A copy of the legal complaint is posted here (PDF 2.6 MB).
Now I'm definitely sympathetic to Universal Tube's plight. They're a small business that mostly operates in an off-line world. This much traffic shutting down its servers is not something it asked for or deserves. But to respond by suing YouTube for it doesn't make any sense. YouTube didn't ask those people to go to the wrong website. In fact, YouTube wants nothing more than for all those people to find the right website. (Okay, maybe not the child pornographers, but everyone else).
Moreover, the fact that Universal Tube is suing primarily under trademark law and the old property doctrine of "trespass to chattels" is particularly disingenous. I mean, the company isn't even called "utube" -- it's called Universal Tube & Rollform Equipment. They just picked the domain "utube" as a shorthand.

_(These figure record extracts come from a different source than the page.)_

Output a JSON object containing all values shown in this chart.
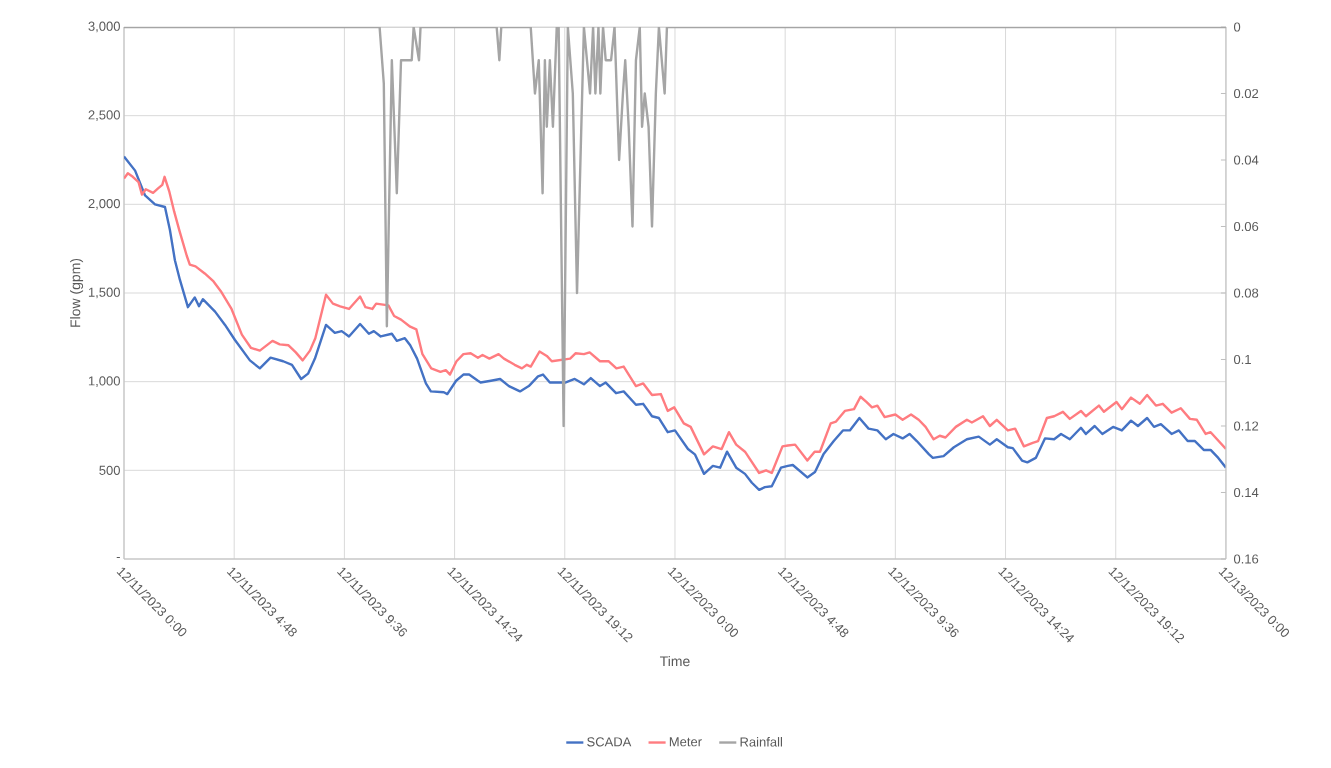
{
  "chart_data": {
    "type": "line",
    "xlabel": "Time",
    "ylabel": "Flow (gpm)",
    "xlim": [
      "2023-12-11T00:00",
      "2023-12-13T00:00"
    ],
    "xticks": [
      {
        "value": "2023-12-11T00:00",
        "label": "12/11/2023 0:00"
      },
      {
        "value": "2023-12-11T04:48",
        "label": "12/11/2023 4:48"
      },
      {
        "value": "2023-12-11T09:36",
        "label": "12/11/2023 9:36"
      },
      {
        "value": "2023-12-11T14:24",
        "label": "12/11/2023 14:24"
      },
      {
        "value": "2023-12-11T19:12",
        "label": "12/11/2023 19:12"
      },
      {
        "value": "2023-12-12T00:00",
        "label": "12/12/2023 0:00"
      },
      {
        "value": "2023-12-12T04:48",
        "label": "12/12/2023 4:48"
      },
      {
        "value": "2023-12-12T09:36",
        "label": "12/12/2023 9:36"
      },
      {
        "value": "2023-12-12T14:24",
        "label": "12/12/2023 14:24"
      },
      {
        "value": "2023-12-12T19:12",
        "label": "12/12/2023 19:12"
      },
      {
        "value": "2023-12-13T00:00",
        "label": "12/13/2023 0:00"
      }
    ],
    "ylim": [
      0,
      3000
    ],
    "yticks": [
      {
        "value": 0,
        "label": "-"
      },
      500,
      {
        "value": 1000,
        "label": "1,000"
      },
      {
        "value": 1500,
        "label": "1,500"
      },
      {
        "value": 2000,
        "label": "2,000"
      },
      {
        "value": 2500,
        "label": "2,500"
      },
      {
        "value": 3000,
        "label": "3,000"
      }
    ],
    "y2lim": [
      0.16,
      0
    ],
    "y2ticks": [
      0,
      0.02,
      0.04,
      0.06,
      0.08,
      0.1,
      0.12,
      0.14,
      0.16
    ],
    "grid": true,
    "legend": "bottom",
    "series": [
      {
        "name": "SCADA",
        "color": "#4472c4",
        "x": [
          "2023-12-11T00:00",
          "2023-12-11T00:29",
          "2023-12-11T00:55",
          "2023-12-11T01:21",
          "2023-12-11T01:47",
          "2023-12-11T02:00",
          "2023-12-11T02:13",
          "2023-12-11T02:26",
          "2023-12-11T02:47",
          "2023-12-11T03:05",
          "2023-12-11T03:16",
          "2023-12-11T03:26",
          "2023-12-11T03:58",
          "2023-12-11T04:24",
          "2023-12-11T04:50",
          "2023-12-11T05:29",
          "2023-12-11T05:55",
          "2023-12-11T06:23",
          "2023-12-11T06:56",
          "2023-12-11T07:19",
          "2023-12-11T07:43",
          "2023-12-11T08:01",
          "2023-12-11T08:19",
          "2023-12-11T08:48",
          "2023-12-11T09:11",
          "2023-12-11T09:29",
          "2023-12-11T09:48",
          "2023-12-11T10:17",
          "2023-12-11T10:40",
          "2023-12-11T10:53",
          "2023-12-11T11:11",
          "2023-12-11T11:40",
          "2023-12-11T11:53",
          "2023-12-11T12:14",
          "2023-12-11T12:28",
          "2023-12-11T12:46",
          "2023-12-11T13:09",
          "2023-12-11T13:22",
          "2023-12-11T13:56",
          "2023-12-11T14:05",
          "2023-12-11T14:28",
          "2023-12-11T14:47",
          "2023-12-11T15:02",
          "2023-12-11T15:25",
          "2023-12-11T15:32",
          "2023-12-11T15:59",
          "2023-12-11T16:23",
          "2023-12-11T16:46",
          "2023-12-11T17:15",
          "2023-12-11T17:38",
          "2023-12-11T18:02",
          "2023-12-11T18:15",
          "2023-12-11T18:33",
          "2023-12-11T19:13",
          "2023-12-11T19:38",
          "2023-12-11T20:02",
          "2023-12-11T20:20",
          "2023-12-11T20:44",
          "2023-12-11T20:59",
          "2023-12-11T21:26",
          "2023-12-11T21:46",
          "2023-12-11T22:18",
          "2023-12-11T22:37",
          "2023-12-11T23:00",
          "2023-12-11T23:18",
          "2023-12-11T23:41",
          "2023-12-12T00:00",
          "2023-12-12T00:34",
          "2023-12-12T00:52",
          "2023-12-12T01:16",
          "2023-12-12T01:39",
          "2023-12-12T01:58",
          "2023-12-12T02:16",
          "2023-12-12T02:40",
          "2023-12-12T03:03",
          "2023-12-12T03:21",
          "2023-12-12T03:40",
          "2023-12-12T03:55",
          "2023-12-12T04:13",
          "2023-12-12T04:37",
          "2023-12-12T04:55",
          "2023-12-12T05:08",
          "2023-12-12T05:46",
          "2023-12-12T06:06",
          "2023-12-12T06:28",
          "2023-12-12T06:55",
          "2023-12-12T07:19",
          "2023-12-12T07:37",
          "2023-12-12T08:02",
          "2023-12-12T08:26",
          "2023-12-12T08:49",
          "2023-12-12T09:11",
          "2023-12-12T09:31",
          "2023-12-12T09:55",
          "2023-12-12T10:13",
          "2023-12-12T10:32",
          "2023-12-12T11:04",
          "2023-12-12T11:14",
          "2023-12-12T11:42",
          "2023-12-12T12:09",
          "2023-12-12T12:43",
          "2023-12-12T13:14",
          "2023-12-12T13:43",
          "2023-12-12T14:01",
          "2023-12-12T14:30",
          "2023-12-12T14:43",
          "2023-12-12T15:07",
          "2023-12-12T15:21",
          "2023-12-12T15:43",
          "2023-12-12T16:07",
          "2023-12-12T16:31",
          "2023-12-12T16:49",
          "2023-12-12T17:12",
          "2023-12-12T17:41",
          "2023-12-12T17:54",
          "2023-12-12T18:17",
          "2023-12-12T18:37",
          "2023-12-12T19:05",
          "2023-12-12T19:28",
          "2023-12-12T19:52",
          "2023-12-12T20:10",
          "2023-12-12T20:34",
          "2023-12-12T20:52",
          "2023-12-12T21:10",
          "2023-12-12T21:38",
          "2023-12-12T21:57",
          "2023-12-12T22:20",
          "2023-12-12T22:39",
          "2023-12-12T23:02",
          "2023-12-12T23:20",
          "2023-12-12T23:40",
          "2023-12-13T00:00"
        ],
        "values": [
          2270,
          2190,
          2050,
          2000,
          1985,
          1855,
          1685,
          1575,
          1420,
          1475,
          1425,
          1465,
          1395,
          1320,
          1235,
          1120,
          1075,
          1135,
          1115,
          1095,
          1015,
          1045,
          1130,
          1320,
          1275,
          1285,
          1255,
          1325,
          1270,
          1285,
          1255,
          1270,
          1230,
          1245,
          1205,
          1130,
          990,
          945,
          940,
          930,
          1005,
          1040,
          1040,
          1005,
          995,
          1005,
          1015,
          975,
          945,
          975,
          1030,
          1040,
          995,
          995,
          1015,
          985,
          1020,
          975,
          995,
          935,
          945,
          870,
          875,
          805,
          795,
          715,
          725,
          620,
          590,
          480,
          525,
          515,
          605,
          515,
          480,
          430,
          390,
          405,
          410,
          515,
          525,
          530,
          460,
          490,
          590,
          665,
          725,
          725,
          795,
          735,
          725,
          675,
          705,
          680,
          705,
          665,
          590,
          570,
          580,
          630,
          675,
          690,
          645,
          675,
          630,
          625,
          555,
          545,
          570,
          680,
          675,
          705,
          675,
          740,
          705,
          750,
          705,
          745,
          725,
          780,
          750,
          795,
          745,
          760,
          705,
          725,
          665,
          665,
          615,
          615,
          570,
          515
        ]
      },
      {
        "name": "Meter",
        "color": "#ff7c80",
        "x": [
          "2023-12-11T00:00",
          "2023-12-11T00:10",
          "2023-12-11T00:23",
          "2023-12-11T00:38",
          "2023-12-11T00:47",
          "2023-12-11T00:57",
          "2023-12-11T01:16",
          "2023-12-11T01:29",
          "2023-12-11T01:40",
          "2023-12-11T01:46",
          "2023-12-11T01:58",
          "2023-12-11T02:11",
          "2023-12-11T02:25",
          "2023-12-11T02:44",
          "2023-12-11T02:52",
          "2023-12-11T03:07",
          "2023-12-11T03:31",
          "2023-12-11T03:54",
          "2023-12-11T04:13",
          "2023-12-11T04:41",
          "2023-12-11T05:08",
          "2023-12-11T05:32",
          "2023-12-11T05:55",
          "2023-12-11T06:28",
          "2023-12-11T06:47",
          "2023-12-11T07:10",
          "2023-12-11T07:29",
          "2023-12-11T07:47",
          "2023-12-11T08:06",
          "2023-12-11T08:20",
          "2023-12-11T08:48",
          "2023-12-11T09:06",
          "2023-12-11T09:25",
          "2023-12-11T09:48",
          "2023-12-11T10:17",
          "2023-12-11T10:31",
          "2023-12-11T10:49",
          "2023-12-11T10:59",
          "2023-12-11T11:31",
          "2023-12-11T11:46",
          "2023-12-11T12:04",
          "2023-12-11T12:28",
          "2023-12-11T12:44",
          "2023-12-11T13:00",
          "2023-12-11T13:23",
          "2023-12-11T13:47",
          "2023-12-11T14:01",
          "2023-12-11T14:12",
          "2023-12-11T14:29",
          "2023-12-11T14:47",
          "2023-12-11T15:06",
          "2023-12-11T15:25",
          "2023-12-11T15:37",
          "2023-12-11T15:55",
          "2023-12-11T16:19",
          "2023-12-11T16:33",
          "2023-12-11T17:01",
          "2023-12-11T17:20",
          "2023-12-11T17:33",
          "2023-12-11T17:43",
          "2023-12-11T18:06",
          "2023-12-11T18:25",
          "2023-12-11T18:38",
          "2023-12-11T19:26",
          "2023-12-11T19:40",
          "2023-12-11T20:02",
          "2023-12-11T20:17",
          "2023-12-11T20:44",
          "2023-12-11T21:07",
          "2023-12-11T21:27",
          "2023-12-11T21:46",
          "2023-12-11T22:18",
          "2023-12-11T22:37",
          "2023-12-11T23:00",
          "2023-12-11T23:23",
          "2023-12-11T23:41",
          "2023-12-11T23:58",
          "2023-12-12T00:23",
          "2023-12-12T00:41",
          "2023-12-12T01:16",
          "2023-12-12T01:39",
          "2023-12-12T02:02",
          "2023-12-12T02:21",
          "2023-12-12T02:40",
          "2023-12-12T03:03",
          "2023-12-12T03:40",
          "2023-12-12T03:58",
          "2023-12-12T04:13",
          "2023-12-12T04:41",
          "2023-12-12T04:55",
          "2023-12-12T05:14",
          "2023-12-12T05:46",
          "2023-12-12T06:05",
          "2023-12-12T06:19",
          "2023-12-12T06:47",
          "2023-12-12T07:01",
          "2023-12-12T07:24",
          "2023-12-12T07:48",
          "2023-12-12T08:05",
          "2023-12-12T08:21",
          "2023-12-12T08:35",
          "2023-12-12T08:49",
          "2023-12-12T09:08",
          "2023-12-12T09:36",
          "2023-12-12T09:55",
          "2023-12-12T10:17",
          "2023-12-12T10:37",
          "2023-12-12T10:55",
          "2023-12-12T11:16",
          "2023-12-12T11:32",
          "2023-12-12T11:47",
          "2023-12-12T12:14",
          "2023-12-12T12:43",
          "2023-12-12T12:56",
          "2023-12-12T13:25",
          "2023-12-12T13:43",
          "2023-12-12T14:01",
          "2023-12-12T14:30",
          "2023-12-12T14:49",
          "2023-12-12T15:12",
          "2023-12-12T15:35",
          "2023-12-12T15:49",
          "2023-12-12T16:12",
          "2023-12-12T16:31",
          "2023-12-12T16:54",
          "2023-12-12T17:12",
          "2023-12-12T17:41",
          "2023-12-12T17:54",
          "2023-12-12T18:28",
          "2023-12-12T18:41",
          "2023-12-12T19:14",
          "2023-12-12T19:28",
          "2023-12-12T19:52",
          "2023-12-12T20:15",
          "2023-12-12T20:34",
          "2023-12-12T20:57",
          "2023-12-12T21:15",
          "2023-12-12T21:38",
          "2023-12-12T22:02",
          "2023-12-12T22:26",
          "2023-12-12T22:44",
          "2023-12-12T23:07",
          "2023-12-12T23:20",
          "2023-12-13T00:00"
        ],
        "values": [
          2145,
          2175,
          2155,
          2125,
          2055,
          2085,
          2065,
          2090,
          2110,
          2155,
          2075,
          1960,
          1850,
          1710,
          1660,
          1650,
          1610,
          1565,
          1510,
          1410,
          1265,
          1190,
          1175,
          1230,
          1210,
          1205,
          1165,
          1120,
          1175,
          1245,
          1490,
          1440,
          1425,
          1410,
          1480,
          1420,
          1410,
          1440,
          1430,
          1370,
          1350,
          1310,
          1295,
          1155,
          1075,
          1055,
          1065,
          1040,
          1115,
          1155,
          1160,
          1135,
          1150,
          1130,
          1155,
          1130,
          1095,
          1075,
          1095,
          1085,
          1170,
          1145,
          1115,
          1130,
          1160,
          1155,
          1165,
          1115,
          1115,
          1075,
          1085,
          975,
          990,
          925,
          930,
          835,
          855,
          765,
          745,
          590,
          635,
          620,
          715,
          645,
          605,
          485,
          500,
          485,
          635,
          640,
          645,
          555,
          605,
          605,
          765,
          775,
          835,
          845,
          915,
          885,
          855,
          865,
          800,
          815,
          785,
          815,
          785,
          745,
          675,
          695,
          685,
          745,
          785,
          770,
          805,
          750,
          785,
          725,
          735,
          635,
          655,
          665,
          795,
          805,
          830,
          790,
          835,
          805,
          865,
          830,
          885,
          845,
          910,
          875,
          925,
          865,
          875,
          825,
          850,
          790,
          785,
          705,
          715,
          620
        ]
      },
      {
        "name": "Rainfall",
        "color": "#a5a5a5",
        "axis": "y2",
        "x": [
          "2023-12-11T00:00",
          "2023-12-11T11:08",
          "2023-12-11T11:19",
          "2023-12-11T11:27",
          "2023-12-11T11:40",
          "2023-12-11T11:53",
          "2023-12-11T12:04",
          "2023-12-11T12:32",
          "2023-12-11T12:37",
          "2023-12-11T12:51",
          "2023-12-11T12:55",
          "2023-12-11T16:14",
          "2023-12-11T16:21",
          "2023-12-11T16:26",
          "2023-12-11T17:43",
          "2023-12-11T17:54",
          "2023-12-11T18:04",
          "2023-12-11T18:14",
          "2023-12-11T18:20",
          "2023-12-11T18:25",
          "2023-12-11T18:33",
          "2023-12-11T18:41",
          "2023-12-11T18:51",
          "2023-12-11T18:56",
          "2023-12-11T19:09",
          "2023-12-11T19:20",
          "2023-12-11T19:33",
          "2023-12-11T19:44",
          "2023-12-11T20:02",
          "2023-12-11T20:18",
          "2023-12-11T20:26",
          "2023-12-11T20:32",
          "2023-12-11T20:40",
          "2023-12-11T20:45",
          "2023-12-11T20:52",
          "2023-12-11T20:59",
          "2023-12-11T21:13",
          "2023-12-11T21:22",
          "2023-12-11T21:34",
          "2023-12-11T21:44",
          "2023-12-11T21:50",
          "2023-12-11T21:59",
          "2023-12-11T22:09",
          "2023-12-11T22:18",
          "2023-12-11T22:28",
          "2023-12-11T22:34",
          "2023-12-11T22:41",
          "2023-12-11T22:51",
          "2023-12-11T23:00",
          "2023-12-11T23:10",
          "2023-12-11T23:18",
          "2023-12-11T23:33",
          "2023-12-11T23:39",
          "2023-12-13T00:00"
        ],
        "values": [
          0,
          0,
          0.017,
          0.09,
          0.01,
          0.05,
          0.01,
          0.01,
          0,
          0.01,
          0,
          0,
          0.01,
          0,
          0,
          0.02,
          0.01,
          0.05,
          0.01,
          0.03,
          0.01,
          0.03,
          0,
          0,
          0.12,
          0,
          0.02,
          0.08,
          0,
          0.02,
          0,
          0.02,
          0,
          0.02,
          0,
          0.01,
          0.01,
          0,
          0.04,
          0.02,
          0.01,
          0.03,
          0.06,
          0.01,
          0,
          0.03,
          0.02,
          0.03,
          0.06,
          0.02,
          0,
          0.02,
          0,
          0
        ]
      }
    ]
  }
}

Trademark law is about companies in the same field using similar marks to confuse consumers not about blaming companies for the mistakes of Internet searchers who can't find the right websites. No consumer looking for videos on the Internet is going to mistakenly buy used tubbing or visa-versa (unless of course, they're looking for a series of tubes ;). What Universal Tube is trying to do here is right a wrong by squeezing a square peg in a round hole. There is no "trespass" here or trademark violation and they shouldn't try to trick a court into finding one.


I don't get the series of tubes joke... Is it supposed to be dirty? :)
Posted by: Kaisen | November 02, 2006 at 01:23 AM
Man, the emails utube.com got from dorks (in the complaint at paras 34-36) is hillarious... "where r da videos?"
Posted by: joe | November 02, 2006 at 08:50 AM
Asks my cantankerous old Contracts prof: "What's really going on here? In a word!"
Answers the fearful 1L: "Settlement?"
Posted by: Jason | November 02, 2006 at 04:44 PM
"24. This dramatic and progressive increase in internet traffic is significantly based upon YouTube's... lack of fiscal responsibility which allows it to continue to lose, upon information and belief, between $500,000 and $1,000,000 per month."
"50. ...Plaintiff has been damaged in an amount to be proven at trial and is entitled to recovery of YouTube's profits..."
By my calculations, uTube is suing for -$5,000,000 or so.
Posted by: Barzelay | November 02, 2006 at 05:46 PM
Trespass to chattels as opposed to trademark infringement? What's utube's argument for holding youtube liable for that, they're messing with their servers?
Posted by: drew | December 02, 2006 at 12:29 AM
There isn't a chance that this will make it to trial.